As the eldest daughter of a prolific letter writer, Jane Torday received hundreds of letters from her father over the years. From irreverent advice and hilarious family anecdotes to moments of great poignancy, Roger Mortimer‘s missives are a touching and witty portrait of his life and relationships over the years.
Dearest Jane begins with Roger’s time as a young army officer in Egypt, and then as a POW in the Second World War, where his sense of humour endured despite the conditions. Jane accompanies her father’s letters with her own memories and anecdotes, as we meet familiar characters such as Nidnod, Lupin and Lumpy, and learn more about the extended family, friends and pets who leap from the pages of his letters.This is an arresting and extraordinary record, not only of Roger Mortimer’s life but also of the history of an entire family between 1960 and 1991. Sparkling with the dry wit for which Mortimer’s letters are famous, and accompanied by an affectionate personal portrait, this book will delight both old and new readers.
Thoroughly enjoyed author's reflections about her dad former journalist Roger Mortimer.

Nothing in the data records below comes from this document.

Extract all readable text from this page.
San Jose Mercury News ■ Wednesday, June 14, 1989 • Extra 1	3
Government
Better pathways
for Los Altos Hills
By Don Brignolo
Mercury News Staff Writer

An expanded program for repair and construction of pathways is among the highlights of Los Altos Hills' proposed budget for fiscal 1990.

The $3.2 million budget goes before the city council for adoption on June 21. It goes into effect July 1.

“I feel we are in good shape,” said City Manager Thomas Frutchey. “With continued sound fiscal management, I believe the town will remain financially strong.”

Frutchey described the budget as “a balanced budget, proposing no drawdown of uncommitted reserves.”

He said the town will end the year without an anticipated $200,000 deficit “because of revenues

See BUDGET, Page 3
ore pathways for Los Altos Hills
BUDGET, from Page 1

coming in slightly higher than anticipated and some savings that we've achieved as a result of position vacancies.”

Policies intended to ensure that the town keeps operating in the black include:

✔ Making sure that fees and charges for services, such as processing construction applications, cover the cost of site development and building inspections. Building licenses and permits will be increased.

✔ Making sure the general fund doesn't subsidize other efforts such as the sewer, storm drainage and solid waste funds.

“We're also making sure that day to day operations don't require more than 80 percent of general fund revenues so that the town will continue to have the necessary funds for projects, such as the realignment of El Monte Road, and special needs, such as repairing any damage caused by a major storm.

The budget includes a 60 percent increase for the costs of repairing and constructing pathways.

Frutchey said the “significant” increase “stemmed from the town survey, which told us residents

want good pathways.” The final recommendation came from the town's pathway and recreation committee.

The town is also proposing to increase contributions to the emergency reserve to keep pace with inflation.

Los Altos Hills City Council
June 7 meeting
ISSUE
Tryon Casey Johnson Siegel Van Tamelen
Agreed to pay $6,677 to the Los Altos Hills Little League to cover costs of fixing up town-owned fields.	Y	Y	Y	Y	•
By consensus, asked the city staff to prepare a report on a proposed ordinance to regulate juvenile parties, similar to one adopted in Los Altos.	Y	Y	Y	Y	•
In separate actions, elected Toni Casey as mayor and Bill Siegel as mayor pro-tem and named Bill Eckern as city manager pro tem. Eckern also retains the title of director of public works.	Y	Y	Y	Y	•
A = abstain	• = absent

BUT: Sadly, for me, the female narrator's voice was intensely irritating when assuming character of Roger in a 'sing song' manner. Narrator (not the author reading) needs to brush up her RP as well as dropped a couple of flat 'a's! Really let the cat out! Very faux public school.
Shame that two performers were not used to distinguish between voice of female author and the voice of the subject of the biog Roger. The brother's book 'Dear Lupin' had a fabulous pair of performers - Nicky Henson whom I think read 'Roger's' part would have been ideal again.
Hope the other sister Lumpy and second book by the son Lupin make it to audible too - currently they haven't.
Both the family's books so far bring the late Roger to life with great humour - he must have been a fabulous dad and dinner party guest!
First, I purchased this book because Joan Wilson is the reader. She is outstanding here, as always. The book itself is a joy, even with its sadnesses. Life. Mortimer's letters show deep affection, hilarious commentary, and a refreshing humility and honesty. An absolute pleasure.